The US election is shaping up to be the most divisive in modern history, with the electorate seeing both candidates as equally unpalatable. According to a CNN/ORC opinion poll earlier this month, 57% of the public said they felt negatively about Hillary Clinton, while 59% say they hold unfavourable views about Donald Trump.
The Donald's shortcomings are obvious. He is aggressive, boorish, and has behaved in a way that lacks the gravitas and dignity required to be president. Although he has enthused blue collar Republican primary voters, a significant proportion of the population see his outbursts on immigration and political correctness as pandering to racism. With a business record and personal life that would automatically disqualify most other candidates for office, and a policy platform consisting of little more than absurd slogans, it is no wonder that almost half of voters say they would be embarrassed or afraid if he were to be elected.
Although most commentators expect Clinton to beat Trump by a substantial margin, the prospect has not been greeted with enthusiasm. The presumptive Democratic nominee scores badly on a range of factors that influence voting behaviour, including honesty and likeability. She is loathed by Republicans, distrusted by swing voters and seen as part of an elite that is out of touch with ordinary Americans. The FBI investigation into her email server during her time as Secretary of State continues to rumble on, reinforcing perceptions that she is shifty and unreliable.
Faced with this unedifying choice, more Americans are saying they would be willing to consider a third option in what is traditionally a very difficult political system for candidates outside the two main parties to break through. Current polling suggests that Gary Johnson, the Libertarian candidate, would score 9% and the Green Party's Jill Stein would take 7% of the vote. In 2012, both candidates respectively scored 0.99% and 0.37%.

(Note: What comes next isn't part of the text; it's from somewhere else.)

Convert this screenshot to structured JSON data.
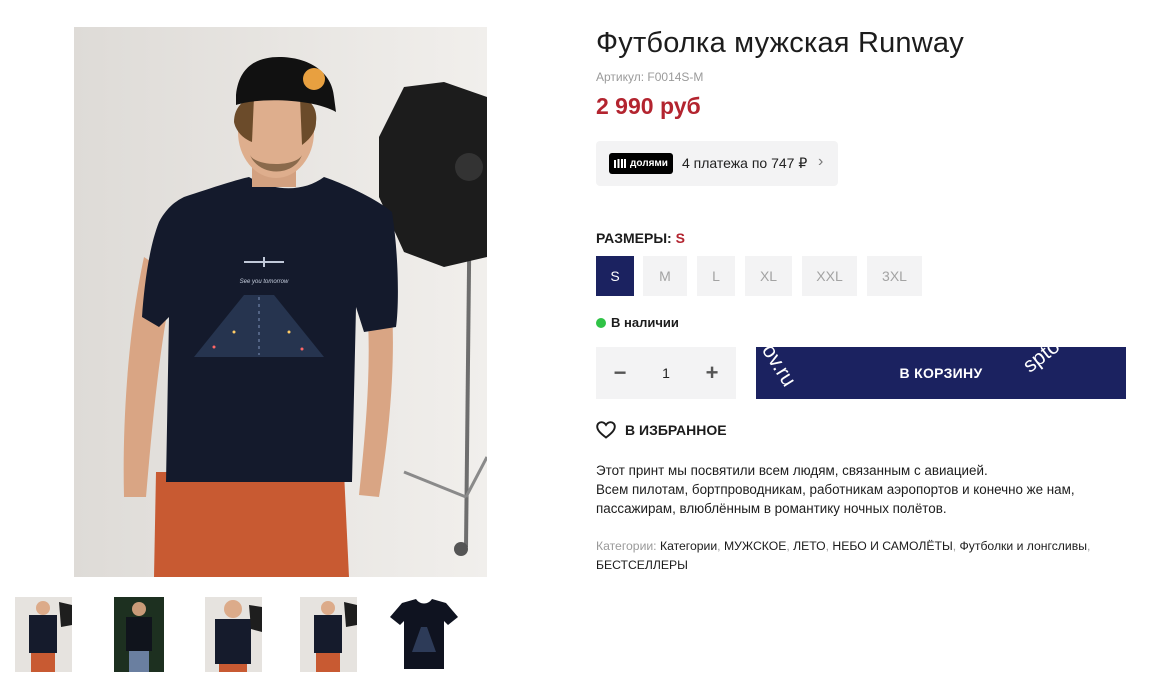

For the Libertarians in particular, this election offers the prospect of a breakthrough. In Gary Johnson they have a candidate with a proven track record as a capable and competent two term governor of New Mexico. Indeed, with his vice-presidential pick William Weld, a former governor of Massachusetts, the Libertarian ticket has for the first time more executive experience than either the Republican or Democratic nominee. Johnson's pitch - fiscally conservative on the economy, but socially liberal on wedge issues such as drugs, gay marriage and abortion - is attractive for those turned off both by the paucity of Trump's policy solutions and the sense of weariness engendered by the inevitability of another Clinton presidency. Johnson's more measured approach to foreign affairs, expressing sceptism of further American involvement in the Middle East and the neoconservative rhetoric that has formed the mainstay of Republican orthodoxy, also appeals to a public ground down by endless military interventions - but without the conspiracy theory baggage that usually dents the credibility of non-interventionist candidates or the apparent hero worship of authoritarian rulers espoused by Trump. He has the benefit of being articulate, likeable and accomplished, emanating reason and moderation and with a range of political, business and sporting achievements under his belt.
The Johnson campaign is determined to run a serious operation and shed the Libertarians' reputation for kookiness. The key goal is to secure inclusion in the three televised presidential debates - the eligibility criteria requiring a candidate to score greater than 15% in four consecutive national polls. With Johnson's figures hovering around the 9%, 10% or 11% mark, this is theoretically achievable between now and the first debate in September.
However, despite the favourable climate, the odds are that the Libertarians will not be able to capitalise on the sense of disillusionment with the mainstream candidates. Although Clinton and Trump have high unfavourability ratings, most Americans still say they will vote for one or the other. Johnson faces a struggle to be included in many of the benchmark national polls, even before he gets close to the 15% needed to be seen as a major contender. His fundraising efforts will be dwarfed by those of his opponents. The Libertarians have only around 400,000 registered supporters and an even smaller activist base - worse, they retain an innate desire to remain on the political fringes. Following Johnson's acceptance speech at the Libertarian convention in Florida, a candidate for the position of the party's chairmanship took to the stage, stripped down to a thong and started dancing before being booed by delegates and dragged off stage - all streamed live on C-SPAN.
If Johnson does make it into the debates he has the potential to transform the presidential race, but his role will likely be limited to that of a spoiler for Trump. He could potentially leave a longer legacy, giving the Libertarians greater publicity and helping them build their grassroots base for more serious attempts at state office in the years ahead, but even here history does not set an encouraging precedent. Texas billionaire Ross Perot scored highly in 1992 and 1996, being included in both sets of televised debates and taking 18% to become the most successful third party presidential candidate in terms of the popular vote since Theodore Roosevelt in 1912. His Reform Party collapsed into acrimony and irrelevance a few years later.
For years the Republicans and Democrats have continued to enjoy an unrivalled political hegemony even when challenged by events that would irrevocably damage or undermine public confidence in their European counterparts. This is testament to the endurance, flexibility and responsiveness of the US political system. However, it also means that, despite the obvious flaws in both major candidates and the biggest opportunity for a breakthrough in twenty years, Americans are likely to decline Johnson's invitation to be libertarian with him in November.